The complaint asked the court to prohibit the GDB from making any cash transfers not strictly necessary for basic operating expenses — such as paying bank employees’ wages — or providing public services critical to public safety. The GDB has a $422 million payment due on May 1. According to the version of the emergency declaration bill passed by the Senate on April 5, the bank has only $562 million left in cash.

Panic had risen over the solvency of the GDB, said Deepak Lamba-Nieves, research director at the Center for the New Economy in San Juan, in a phone interview with the Banner. Mayors and public officials began taking more money out of the bank to ensure they could pay suppliers and their employees, which in turn depleted what funds the bank had for paying creditors.

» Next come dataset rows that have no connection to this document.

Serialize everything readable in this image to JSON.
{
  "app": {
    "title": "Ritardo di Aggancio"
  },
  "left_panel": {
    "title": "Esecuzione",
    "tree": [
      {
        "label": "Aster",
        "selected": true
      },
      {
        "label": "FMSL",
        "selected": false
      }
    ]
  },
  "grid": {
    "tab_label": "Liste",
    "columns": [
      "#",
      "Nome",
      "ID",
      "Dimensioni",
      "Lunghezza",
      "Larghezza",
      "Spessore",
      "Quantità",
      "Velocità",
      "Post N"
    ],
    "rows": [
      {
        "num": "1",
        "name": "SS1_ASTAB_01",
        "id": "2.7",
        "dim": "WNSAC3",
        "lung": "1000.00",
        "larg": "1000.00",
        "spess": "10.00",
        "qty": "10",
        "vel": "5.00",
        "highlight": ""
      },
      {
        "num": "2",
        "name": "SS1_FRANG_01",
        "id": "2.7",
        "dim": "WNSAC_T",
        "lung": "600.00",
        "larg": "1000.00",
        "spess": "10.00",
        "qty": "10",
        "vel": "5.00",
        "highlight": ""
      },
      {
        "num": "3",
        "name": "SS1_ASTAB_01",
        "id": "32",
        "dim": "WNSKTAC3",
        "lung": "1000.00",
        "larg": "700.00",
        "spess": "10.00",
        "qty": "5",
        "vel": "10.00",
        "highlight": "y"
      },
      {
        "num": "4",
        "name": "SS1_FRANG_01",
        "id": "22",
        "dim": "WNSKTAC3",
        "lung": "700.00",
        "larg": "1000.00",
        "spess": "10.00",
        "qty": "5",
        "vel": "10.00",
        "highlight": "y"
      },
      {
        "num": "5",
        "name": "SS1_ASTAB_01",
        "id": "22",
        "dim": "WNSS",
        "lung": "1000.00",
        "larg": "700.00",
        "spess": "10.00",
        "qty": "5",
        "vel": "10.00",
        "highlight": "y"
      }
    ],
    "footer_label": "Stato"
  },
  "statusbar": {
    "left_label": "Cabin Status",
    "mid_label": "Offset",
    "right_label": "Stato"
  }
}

Lamba-Nieves said that while the hedge funds had legitimate claims to payment by GDB, if their request to halt the bank’s spending was granted, the result could be disastrous.

“Freezing [the GDB’s] accounts limits the ability of mayors and certain public officers to make payments to suppliers and pay their employees, and would trigger catastrophe at local level and in public agencies,” he said.

With the hedge funds’ complaint filed on Monday April 4, the Senate passed the emergency bill at 2:30 a.m. on Tueday. The House spent a day in heavy debate, before squeaking through on Wednesday morning a revised bill that gave the governor power to suspend payments on a case-by-case basis.

Looming lawsuit?

Angelo Falcón, president of the National Institute for Latino Policy, told the Banner that the significance of the emergency law rests in how the hedge funds respond. He noted that the Puerto Rican constitution requires the government to prioritize repaying general obligation bonds, which hedge funds may take as grounds to sue.